POLYWACZ: The fifth issue I will refer to as the lack of rules of engagement. I’m not just talking about a quality agreement, which can be great unless it is just a battle of templates (i.e., “I need a quality agreement.” “OK, here’s our template.” “No, we can’t use yours, so here is ours.”). What does defining rules of engagement really look like in realworld collaborations? Simple, define and resolve issues when something goes wrong (and trust me something is always going to happen). Don’t just keep escalating the issue because often all that does is bring things to a head. What we want to try to do is resolve issues proactively. Neither of us wants to have an issue that puts us at a standstill. So how can we prevent such situations?

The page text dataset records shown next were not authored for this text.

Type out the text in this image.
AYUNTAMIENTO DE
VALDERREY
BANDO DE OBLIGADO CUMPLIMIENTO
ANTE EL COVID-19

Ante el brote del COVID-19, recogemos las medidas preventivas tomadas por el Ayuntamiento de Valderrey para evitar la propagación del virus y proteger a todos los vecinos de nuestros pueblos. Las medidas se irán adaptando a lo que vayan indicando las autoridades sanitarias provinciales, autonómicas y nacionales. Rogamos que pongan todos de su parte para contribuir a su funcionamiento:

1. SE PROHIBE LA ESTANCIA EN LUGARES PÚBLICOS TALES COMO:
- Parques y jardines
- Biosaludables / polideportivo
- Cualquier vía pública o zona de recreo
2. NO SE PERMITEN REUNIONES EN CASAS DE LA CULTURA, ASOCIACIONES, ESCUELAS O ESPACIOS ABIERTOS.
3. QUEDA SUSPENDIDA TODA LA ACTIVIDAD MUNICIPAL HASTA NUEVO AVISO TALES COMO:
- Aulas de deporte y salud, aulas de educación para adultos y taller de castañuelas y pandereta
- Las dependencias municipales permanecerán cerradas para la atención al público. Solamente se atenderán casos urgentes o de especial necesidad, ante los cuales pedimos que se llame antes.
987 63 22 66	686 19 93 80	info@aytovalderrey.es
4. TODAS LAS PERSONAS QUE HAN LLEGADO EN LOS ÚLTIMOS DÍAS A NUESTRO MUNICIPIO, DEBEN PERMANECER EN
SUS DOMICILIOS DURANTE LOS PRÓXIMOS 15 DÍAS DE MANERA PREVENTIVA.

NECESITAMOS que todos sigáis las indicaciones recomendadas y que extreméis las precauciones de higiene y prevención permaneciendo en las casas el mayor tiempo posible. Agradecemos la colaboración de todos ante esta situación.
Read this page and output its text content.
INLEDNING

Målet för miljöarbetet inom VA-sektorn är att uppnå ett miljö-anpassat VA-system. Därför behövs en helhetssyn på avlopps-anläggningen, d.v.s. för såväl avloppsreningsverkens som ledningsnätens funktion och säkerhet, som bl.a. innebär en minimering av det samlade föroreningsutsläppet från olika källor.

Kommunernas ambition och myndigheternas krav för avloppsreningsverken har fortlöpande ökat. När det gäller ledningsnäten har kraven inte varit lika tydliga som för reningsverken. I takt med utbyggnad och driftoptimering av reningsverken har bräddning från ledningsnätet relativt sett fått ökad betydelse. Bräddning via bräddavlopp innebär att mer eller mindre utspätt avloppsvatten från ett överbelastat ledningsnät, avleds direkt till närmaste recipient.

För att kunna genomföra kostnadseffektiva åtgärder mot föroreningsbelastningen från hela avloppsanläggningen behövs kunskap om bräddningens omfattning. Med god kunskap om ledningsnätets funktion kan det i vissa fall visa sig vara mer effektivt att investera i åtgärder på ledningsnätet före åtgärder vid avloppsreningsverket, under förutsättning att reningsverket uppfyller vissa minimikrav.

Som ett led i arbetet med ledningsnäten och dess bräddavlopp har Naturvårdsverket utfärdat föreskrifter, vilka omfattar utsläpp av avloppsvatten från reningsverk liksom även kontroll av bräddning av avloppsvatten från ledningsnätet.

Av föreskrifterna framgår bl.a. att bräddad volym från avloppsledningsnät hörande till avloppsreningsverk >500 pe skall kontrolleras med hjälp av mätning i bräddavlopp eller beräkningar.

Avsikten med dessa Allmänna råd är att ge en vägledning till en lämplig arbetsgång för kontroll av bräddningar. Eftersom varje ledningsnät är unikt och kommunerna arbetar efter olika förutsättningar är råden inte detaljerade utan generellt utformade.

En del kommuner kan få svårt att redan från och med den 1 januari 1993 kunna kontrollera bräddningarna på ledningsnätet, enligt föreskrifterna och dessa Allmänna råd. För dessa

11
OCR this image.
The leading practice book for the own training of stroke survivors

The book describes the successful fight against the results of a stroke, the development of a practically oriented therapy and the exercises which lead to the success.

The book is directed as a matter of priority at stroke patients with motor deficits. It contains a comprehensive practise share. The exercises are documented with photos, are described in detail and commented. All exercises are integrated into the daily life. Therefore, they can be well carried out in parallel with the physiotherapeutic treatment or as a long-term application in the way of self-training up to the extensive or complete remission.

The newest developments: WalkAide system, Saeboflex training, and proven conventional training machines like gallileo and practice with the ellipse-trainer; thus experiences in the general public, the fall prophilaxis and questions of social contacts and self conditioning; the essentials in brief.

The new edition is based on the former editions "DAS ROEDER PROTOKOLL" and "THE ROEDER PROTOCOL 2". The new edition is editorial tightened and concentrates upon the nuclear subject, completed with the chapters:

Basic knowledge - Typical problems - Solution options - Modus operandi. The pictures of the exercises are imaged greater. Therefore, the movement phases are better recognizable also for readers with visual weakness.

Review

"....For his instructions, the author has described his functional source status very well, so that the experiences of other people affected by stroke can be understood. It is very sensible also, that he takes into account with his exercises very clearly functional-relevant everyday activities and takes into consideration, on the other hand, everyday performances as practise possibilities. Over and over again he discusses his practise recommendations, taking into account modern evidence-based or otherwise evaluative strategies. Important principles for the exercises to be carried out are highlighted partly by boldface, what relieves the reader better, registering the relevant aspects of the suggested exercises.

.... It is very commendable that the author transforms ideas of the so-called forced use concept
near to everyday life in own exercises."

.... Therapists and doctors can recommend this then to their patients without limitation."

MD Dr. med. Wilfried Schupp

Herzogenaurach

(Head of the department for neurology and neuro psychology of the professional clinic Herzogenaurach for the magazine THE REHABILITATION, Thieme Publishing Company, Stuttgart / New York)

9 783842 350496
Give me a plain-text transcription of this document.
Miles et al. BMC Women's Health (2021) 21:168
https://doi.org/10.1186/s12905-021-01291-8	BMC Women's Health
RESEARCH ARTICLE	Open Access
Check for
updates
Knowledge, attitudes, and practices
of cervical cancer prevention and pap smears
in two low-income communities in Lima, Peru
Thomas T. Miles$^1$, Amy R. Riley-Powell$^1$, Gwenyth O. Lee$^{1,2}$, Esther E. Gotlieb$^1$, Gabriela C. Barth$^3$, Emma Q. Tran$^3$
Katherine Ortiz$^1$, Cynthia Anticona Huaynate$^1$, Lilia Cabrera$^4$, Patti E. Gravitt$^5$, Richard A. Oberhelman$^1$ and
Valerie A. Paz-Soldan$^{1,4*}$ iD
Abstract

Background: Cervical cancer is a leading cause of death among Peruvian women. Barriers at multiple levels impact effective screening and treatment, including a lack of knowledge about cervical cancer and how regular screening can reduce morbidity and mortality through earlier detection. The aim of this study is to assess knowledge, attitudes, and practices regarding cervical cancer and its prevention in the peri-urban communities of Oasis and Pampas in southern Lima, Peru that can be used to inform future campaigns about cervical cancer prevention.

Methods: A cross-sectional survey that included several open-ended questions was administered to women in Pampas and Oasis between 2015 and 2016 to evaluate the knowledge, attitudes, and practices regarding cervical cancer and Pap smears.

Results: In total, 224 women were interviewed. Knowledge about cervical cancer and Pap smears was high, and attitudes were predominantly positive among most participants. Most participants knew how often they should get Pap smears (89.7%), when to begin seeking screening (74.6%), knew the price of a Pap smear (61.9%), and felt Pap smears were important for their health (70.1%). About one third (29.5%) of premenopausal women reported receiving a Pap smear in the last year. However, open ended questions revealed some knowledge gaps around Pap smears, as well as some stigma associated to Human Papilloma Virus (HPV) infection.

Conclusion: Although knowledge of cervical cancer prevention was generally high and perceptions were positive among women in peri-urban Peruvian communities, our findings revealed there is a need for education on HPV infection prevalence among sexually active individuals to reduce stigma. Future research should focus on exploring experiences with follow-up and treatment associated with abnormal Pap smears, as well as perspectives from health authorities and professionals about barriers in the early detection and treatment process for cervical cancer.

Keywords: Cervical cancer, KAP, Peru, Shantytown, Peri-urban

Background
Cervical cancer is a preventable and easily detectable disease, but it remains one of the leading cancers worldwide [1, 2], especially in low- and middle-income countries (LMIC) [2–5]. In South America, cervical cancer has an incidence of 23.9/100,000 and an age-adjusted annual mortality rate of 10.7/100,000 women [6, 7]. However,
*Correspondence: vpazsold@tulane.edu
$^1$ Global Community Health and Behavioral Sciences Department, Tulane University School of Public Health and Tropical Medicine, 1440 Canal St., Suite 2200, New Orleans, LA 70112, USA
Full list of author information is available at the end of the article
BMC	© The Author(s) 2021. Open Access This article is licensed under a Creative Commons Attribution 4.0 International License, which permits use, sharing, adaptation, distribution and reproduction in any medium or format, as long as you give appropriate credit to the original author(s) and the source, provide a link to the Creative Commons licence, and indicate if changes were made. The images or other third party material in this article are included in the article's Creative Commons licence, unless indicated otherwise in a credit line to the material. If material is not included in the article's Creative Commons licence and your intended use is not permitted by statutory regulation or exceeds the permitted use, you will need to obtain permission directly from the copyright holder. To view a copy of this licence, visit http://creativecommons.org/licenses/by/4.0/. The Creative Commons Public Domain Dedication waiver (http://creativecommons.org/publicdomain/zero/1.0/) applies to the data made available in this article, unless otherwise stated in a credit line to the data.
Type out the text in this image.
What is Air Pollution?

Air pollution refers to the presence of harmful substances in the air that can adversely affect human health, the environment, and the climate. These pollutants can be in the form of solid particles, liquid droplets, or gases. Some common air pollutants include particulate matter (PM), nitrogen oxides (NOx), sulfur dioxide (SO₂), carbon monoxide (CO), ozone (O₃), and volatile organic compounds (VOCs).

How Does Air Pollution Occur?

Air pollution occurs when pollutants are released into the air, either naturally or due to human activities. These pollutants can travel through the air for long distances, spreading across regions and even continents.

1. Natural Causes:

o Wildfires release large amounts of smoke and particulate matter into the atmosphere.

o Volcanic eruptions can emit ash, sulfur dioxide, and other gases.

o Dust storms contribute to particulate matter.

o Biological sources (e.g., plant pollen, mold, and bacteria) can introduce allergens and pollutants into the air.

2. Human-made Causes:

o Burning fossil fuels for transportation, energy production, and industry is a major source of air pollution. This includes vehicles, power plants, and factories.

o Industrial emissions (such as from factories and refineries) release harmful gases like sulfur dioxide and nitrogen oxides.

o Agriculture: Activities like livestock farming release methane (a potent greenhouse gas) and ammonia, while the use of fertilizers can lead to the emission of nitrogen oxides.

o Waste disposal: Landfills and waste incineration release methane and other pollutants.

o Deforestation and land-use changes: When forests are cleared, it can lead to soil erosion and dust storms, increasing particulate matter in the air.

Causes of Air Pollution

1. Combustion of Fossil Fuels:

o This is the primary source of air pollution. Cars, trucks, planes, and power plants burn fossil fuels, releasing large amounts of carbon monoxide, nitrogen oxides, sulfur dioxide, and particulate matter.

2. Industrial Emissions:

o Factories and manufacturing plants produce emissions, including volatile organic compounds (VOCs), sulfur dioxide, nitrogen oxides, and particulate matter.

One solution can be to have a third party empowered to make a ruling on issues, and we have agreed that we are willing to live with whatever the third party decides, whether it be a testing lab or another entity. In a strategic partnership there should be “noisy” dialogue. Because if we are heading to a point where we are seeking to protect our own mutual interests, we aren’t going to find the solution by throwing our quality agreement forms at one another. Think about building rules of engagement into a quality agreement so that the quality agreements actually work. If you have had the conversations you need to have on how you want to deal with issues when they do arise, you already know how to go about resolving those issues.
Issue No. 6
STRATEGIC PARTNERSHIPS CAN’T BE DONE TRANSACTIONALLY
GILL: What is the relationship you have with your CDMO (contract development and manufacturing organization)? We probably don’t have a single client that doesn’t want to be our strategic partner. However, like any good relationship, a strategic partnership requires work. The term strategic partner can sound really good when spoken in the higher echelons of an organization. However, when you get down in the trenches and the procurement teams get involved, that’s where you tend to get into a transactional relationship. Problems that arise in transactional relationships tend to be much more difficult to solve. If you’re in a problem-solving mode and one of the parties starts quoting the quality or manufacturing services agreement, it is much less likely that any problem resolution is going to end up satisfactory for anyone. Once the focus becomes “what is” and “is not” in the documents, you’re done because at that point you are no longer solving problems but trying to mitigate your own risk.
To prevent these situations from occurring, you need robust governance models, and these require a great deal of time to construct collaboratively. Governance models work best when they work where the work is being done (i.e., the sites) and among the people working most closely together. The people at these levels should be able and empowered to solve 90 percent or more of the problems. Having the customer put a person directly in a plant also can help with creating strategic partnerships. As a matter of fact, if we follow some rules of engagement, it actually is better for us because we have somebody we can talk to every day about any issue. Clear escalation process models of who to talk to next when problems can’t be solved at a particular level are helpful. Quarterly or semiannual face-to-face meetings between the right people who can talk about the strategic relationship is another consideration. When you try these approaches you are much more likely to have success because the reality is — it’s always easier to have a relationship with somebody if you can look them in the eye versus trading emails.